Italia potenziata la flotta antincendio Canadair: arriverà a 20 unità
Italia potenziata la flotta antincendio Canadair: arriverà a 20 unità

L’Italia potenzierebbe la flotta di aerei antincendio Canadair, aumentandola da 18 a 20 unità, con l’acquisizione di due nuovi mezzi finanziati con fondi europei. La decisione, annunciata da Franco Feliziani, dirigente del soccorso aereo dei Vigili del fuoco, si inserisce nel contesto di un aumento delle emergenze estive legate al caldo e ai rischi di incendi boschivi. La flotta, gestita da Avincis, è attualmente composta da 15 aerei destinati all’emergenza estiva, con basi fisse a Genova, Roma Ciampino e Lamezia Terme, e altre attivate temporaneamente in zone come Trapani, Olbia e Napoli Capodichino.
La gestione operativa e le sfide logistiche
La gestione operativa e logistica della flotta di Canadair è affidata alla società Avincis, che si occupa anche del mantenimento e della manutenzione dei mezzi. Questa scelta, spiega Feliziani, è legata alla specializzazione necessaria per il volo di questi aerei, che richiedono un addestramento specifico. I piloti, con migliaia di ore di volo, sono un elemento chiave per l’efficacia del servizio. La decisione di mantenere la gestione esterna non ha però impedito l’espansione della flotta, che arriverà a 20 unità entro breve.
La gestione esterna non ha ostacolato l’espansione della flotta. La società Avincis, che ha già gestito la flotta da diversi anni, ha dimostrato di essere in grado di garantire l’efficienza necessaria per il servizio. La scelta di non sostituire i piloti con nuovi professionisti, pur avendo la possibilità di farlo, è stata giustificata dal fatto che i piloti attuali hanno un’esperienza significativa e sono già addestrati per il volo di questi aerei.
Le basi fisse e la strategia di intervento
Le basi fisse dei Canadair in Italia sono tre, disposte in modo baricentrico per garantire un presidio su tutto il territorio nazionale. Durante l’estate, però, vengono attivate altre postazioni per migliorare la copertura, soprattutto in aree a rischio elevato come la Puglia. La velocità di spostamento degli aerei permette interventi tempestivi, ma l’aumento delle basi potrebbe complicare la gestione operativa. “Moltiplicare le basi diventa un problema operativo e logistico”, spiega Feliziani, sottolineando che l’efficienza del sistema dipende dall’organizzazione del personale e delle risorse.

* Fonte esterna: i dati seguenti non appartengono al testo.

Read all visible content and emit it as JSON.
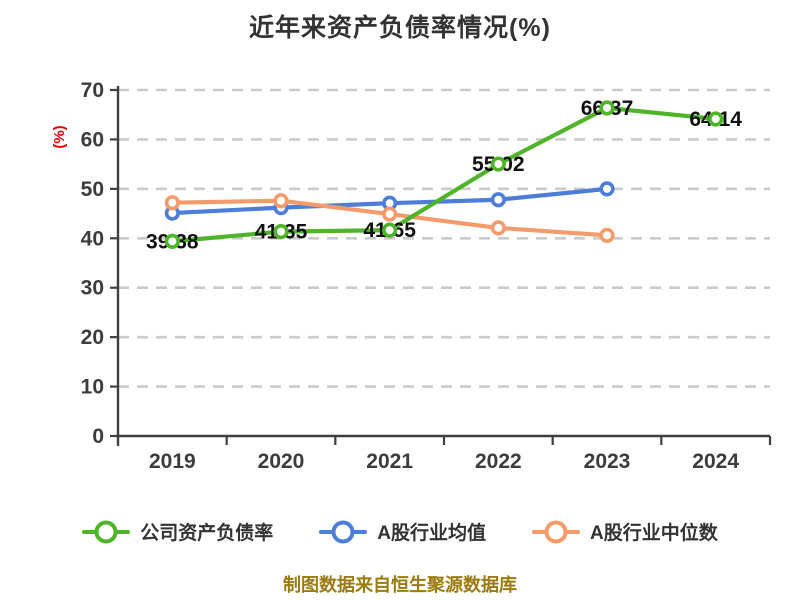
{
  "page": {
    "title": "近年来资产负债率情况(%)",
    "footer_note": "制图数据来自恒生聚源数据库"
  },
  "colors": {
    "background": "#ffffff",
    "title": "#333333",
    "axis": "#3f3f3f",
    "grid": "#cbcbcb",
    "tick_label": "#3c3c3c",
    "data_label": "#111111",
    "ylabel": "#e60000",
    "footer": "#9a7b10"
  },
  "chart_data": {
    "type": "line",
    "title": "近年来资产负债率情况(%)",
    "xlabel": "",
    "ylabel": "(%)",
    "categories": [
      "2019",
      "2020",
      "2021",
      "2022",
      "2023",
      "2024"
    ],
    "ylim": [
      0,
      70
    ],
    "ytick_interval": 10,
    "yticks": [
      0,
      10,
      20,
      30,
      40,
      50,
      60,
      70
    ],
    "grid": "horizontal dashed",
    "legend_position": "bottom",
    "marker": "circle-white-fill",
    "series": [
      {
        "name": "公司资产负债率",
        "color": "#4fb42a",
        "values": [
          39.38,
          41.35,
          41.65,
          55.02,
          66.37,
          64.14
        ],
        "point_labels": true
      },
      {
        "name": "A股行业均值",
        "color": "#4c7ed8",
        "values": [
          45.1,
          46.2,
          47.1,
          47.8,
          50.0
        ],
        "point_labels": false
      },
      {
        "name": "A股行业中位数",
        "color": "#f49b6c",
        "values": [
          47.2,
          47.6,
          44.9,
          42.1,
          40.6
        ],
        "point_labels": false
      }
    ],
    "point_label_texts": [
      "39.38",
      "41.35",
      "41.65",
      "55.02",
      "66.37",
      "64.14"
    ]
  },
  "legend": {
    "items": [
      {
        "label": "公司资产负债率",
        "color": "#4fb42a"
      },
      {
        "label": "A股行业均值",
        "color": "#4c7ed8"
      },
      {
        "label": "A股行业中位数",
        "color": "#f49b6c"
      }
    ]
  }
}
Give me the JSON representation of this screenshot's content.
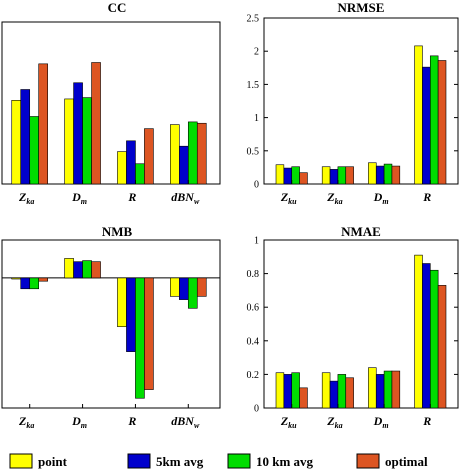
{
  "chart_data": [
    {
      "type": "bar",
      "title": "CC",
      "categories": [
        {
          "main": "Z",
          "sub": "ka"
        },
        {
          "main": "D",
          "sub": "m"
        },
        {
          "main": "R",
          "sub": ""
        },
        {
          "main": "dBN",
          "sub": "w"
        }
      ],
      "series": [
        {
          "name": "point",
          "color": "#ffff00",
          "values": [
            0.62,
            0.63,
            0.24,
            0.44
          ]
        },
        {
          "name": "5km avg",
          "color": "#0000cc",
          "values": [
            0.7,
            0.75,
            0.32,
            0.28
          ]
        },
        {
          "name": "10 km avg",
          "color": "#00dd00",
          "values": [
            0.5,
            0.64,
            0.15,
            0.46
          ]
        },
        {
          "name": "optimal",
          "color": "#dd5522",
          "values": [
            0.89,
            0.9,
            0.41,
            0.45
          ]
        }
      ],
      "ylim": [
        0,
        1.2
      ],
      "yticks": [],
      "grid": false
    },
    {
      "type": "bar",
      "title": "NRMSE",
      "categories": [
        {
          "main": "Z",
          "sub": "ku"
        },
        {
          "main": "Z",
          "sub": "ka"
        },
        {
          "main": "D",
          "sub": "m"
        },
        {
          "main": "R",
          "sub": ""
        }
      ],
      "series": [
        {
          "name": "point",
          "color": "#ffff00",
          "values": [
            0.29,
            0.26,
            0.32,
            2.08
          ]
        },
        {
          "name": "5km avg",
          "color": "#0000cc",
          "values": [
            0.24,
            0.22,
            0.27,
            1.76
          ]
        },
        {
          "name": "10 km avg",
          "color": "#00dd00",
          "values": [
            0.26,
            0.26,
            0.3,
            1.93
          ]
        },
        {
          "name": "optimal",
          "color": "#dd5522",
          "values": [
            0.17,
            0.26,
            0.27,
            1.86
          ]
        }
      ],
      "ylim": [
        0,
        2.5
      ],
      "yticks": [
        "0",
        "0.5",
        "1",
        "1.5",
        "2",
        "2.5"
      ],
      "grid": false
    },
    {
      "type": "bar",
      "title": "NMB",
      "categories": [
        {
          "main": "Z",
          "sub": "ka"
        },
        {
          "main": "D",
          "sub": "m"
        },
        {
          "main": "R",
          "sub": ""
        },
        {
          "main": "dBN",
          "sub": "w"
        }
      ],
      "series": [
        {
          "name": "point",
          "color": "#ffff00",
          "values": [
            -0.01,
            0.18,
            -0.45,
            -0.17
          ]
        },
        {
          "name": "5km avg",
          "color": "#0000cc",
          "values": [
            -0.1,
            0.15,
            -0.68,
            -0.2
          ]
        },
        {
          "name": "10 km avg",
          "color": "#00dd00",
          "values": [
            -0.1,
            0.16,
            -1.11,
            -0.28
          ]
        },
        {
          "name": "optimal",
          "color": "#dd5522",
          "values": [
            -0.03,
            0.15,
            -1.03,
            -0.17
          ]
        }
      ],
      "ylim": [
        -1.2,
        0.35
      ],
      "yticks": [],
      "grid": false
    },
    {
      "type": "bar",
      "title": "NMAE",
      "categories": [
        {
          "main": "Z",
          "sub": "ku"
        },
        {
          "main": "Z",
          "sub": "ka"
        },
        {
          "main": "D",
          "sub": "m"
        },
        {
          "main": "R",
          "sub": ""
        }
      ],
      "series": [
        {
          "name": "point",
          "color": "#ffff00",
          "values": [
            0.21,
            0.21,
            0.24,
            0.91
          ]
        },
        {
          "name": "5km avg",
          "color": "#0000cc",
          "values": [
            0.2,
            0.16,
            0.2,
            0.86
          ]
        },
        {
          "name": "10 km avg",
          "color": "#00dd00",
          "values": [
            0.21,
            0.2,
            0.22,
            0.82
          ]
        },
        {
          "name": "optimal",
          "color": "#dd5522",
          "values": [
            0.12,
            0.18,
            0.22,
            0.73
          ]
        }
      ],
      "ylim": [
        0,
        1
      ],
      "yticks": [
        "0",
        "0.2",
        "0.4",
        "0.6",
        "0.8",
        "1"
      ],
      "grid": false
    }
  ],
  "legend": {
    "placement": "bottom",
    "items": [
      {
        "label": "point",
        "color": "#ffff00"
      },
      {
        "label": "5km avg",
        "color": "#0000cc"
      },
      {
        "label": "10 km avg",
        "color": "#00dd00"
      },
      {
        "label": "optimal",
        "color": "#dd5522"
      }
    ]
  }
}
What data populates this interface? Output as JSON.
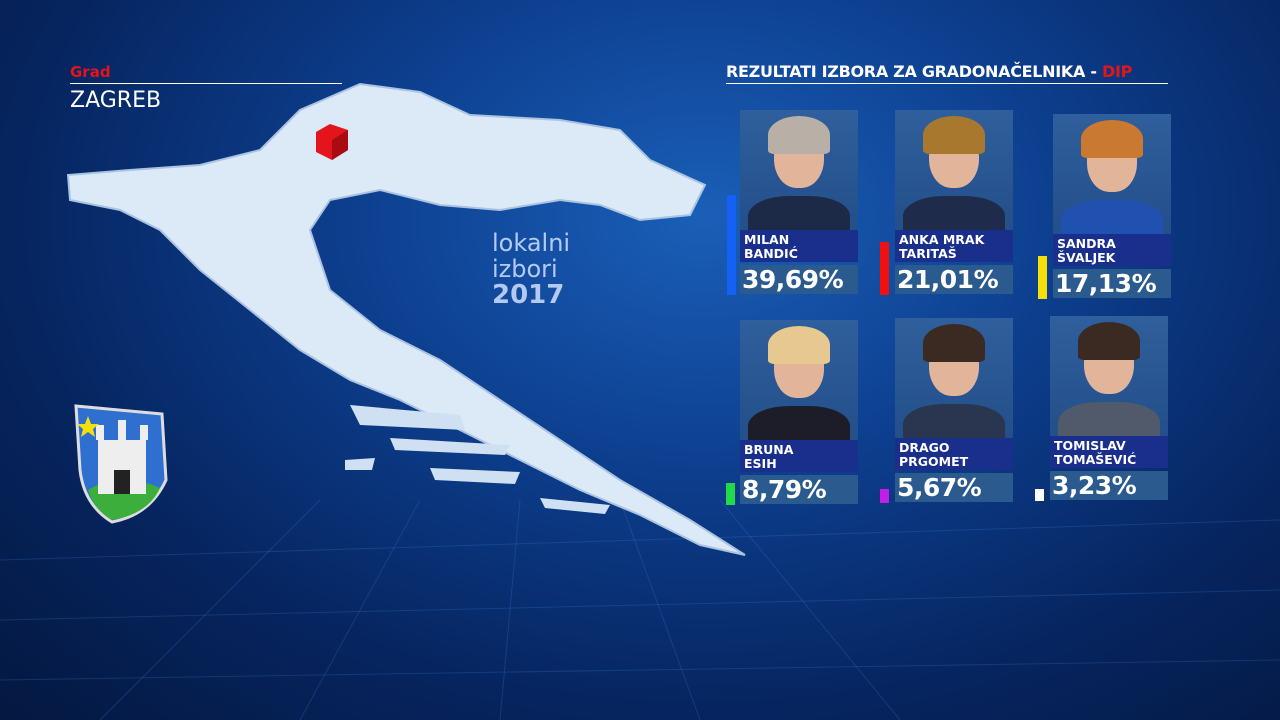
{
  "header": {
    "grad_label": "Grad",
    "city": "ZAGREB",
    "title": "REZULTATI IZBORA ZA GRADONAČELNIKA - ",
    "title_source": "DIP"
  },
  "logo": {
    "line1": "lokalni",
    "line2": "izbori",
    "year": "2017"
  },
  "colors": {
    "accent_red": "#e3141b",
    "name_bg": "#1a2f8c",
    "pct_bg": "#2a5a8e"
  },
  "candidates": [
    {
      "first": "MILAN",
      "last": "BANDIĆ",
      "percent": "39,69%",
      "value": 39.69,
      "color": "#1560f5"
    },
    {
      "first": "ANKA MRAK",
      "last": "TARITAŠ",
      "percent": "21,01%",
      "value": 21.01,
      "color": "#f01010"
    },
    {
      "first": "SANDRA",
      "last": "ŠVALJEK",
      "percent": "17,13%",
      "value": 17.13,
      "color": "#f5e10a"
    },
    {
      "first": "BRUNA",
      "last": "ESIH",
      "percent": "8,79%",
      "value": 8.79,
      "color": "#22d94a"
    },
    {
      "first": "DRAGO",
      "last": "PRGOMET",
      "percent": "5,67%",
      "value": 5.67,
      "color": "#c21ee8"
    },
    {
      "first": "TOMISLAV",
      "last": "TOMAŠEVIĆ",
      "percent": "3,23%",
      "value": 3.23,
      "color": "#ffffff"
    }
  ]
}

Le basi fisse sono strategiche per un intervento rapido. La posizione delle basi è scelta in modo da garantire una copertura efficiente su tutto il territorio, anche se durante l’estate si attivano altre postazioni per migliorare la reattività. La Puglia, ad esempio, è una zona da attenzionare, ma la vicinanza delle basi esistenti permette un intervento tempestivo senza la necessità di aggiungere nuove postazioni. La strategia prevede di concentrare le attività di manutenzione e gestione nel periodo invernale, quando i fermi tecnici obbligatori richiedono smontaggi e controlli. Questo approccio permette di ottimizzare le risorse e di mantenere la flotta operativa durante l’estate. Inoltre, la flotta di Canadair è integrata con il soccorso a persone, con elicotteri AW139 che saranno presto 36 unità, grazie a nuove acquisizioni.
- Flotta Canadair in Italia: da 18 a 20 unità
- Gestione operativa affidata a Avincis
- Basi fisse a Genova, Roma Ciampino e Lamezia Terme
- Manutenzione concentrata in inverno
La potenziata flotta di Canadair rappresenta un passo avanti nella capacità di risposta alle emergenze estive, in un contesto di cambiamento climatico che ha reso più frequenti e intensi gli incendi boschivi. La collaborazione tra Vigili del fuoco e società esterne, come Avincis, dimostra come l’efficacia del servizio dipenda da una gestione mirata e specializzata, in grado di adattarsi alle esigenze del territorio e alle sfide climatiche.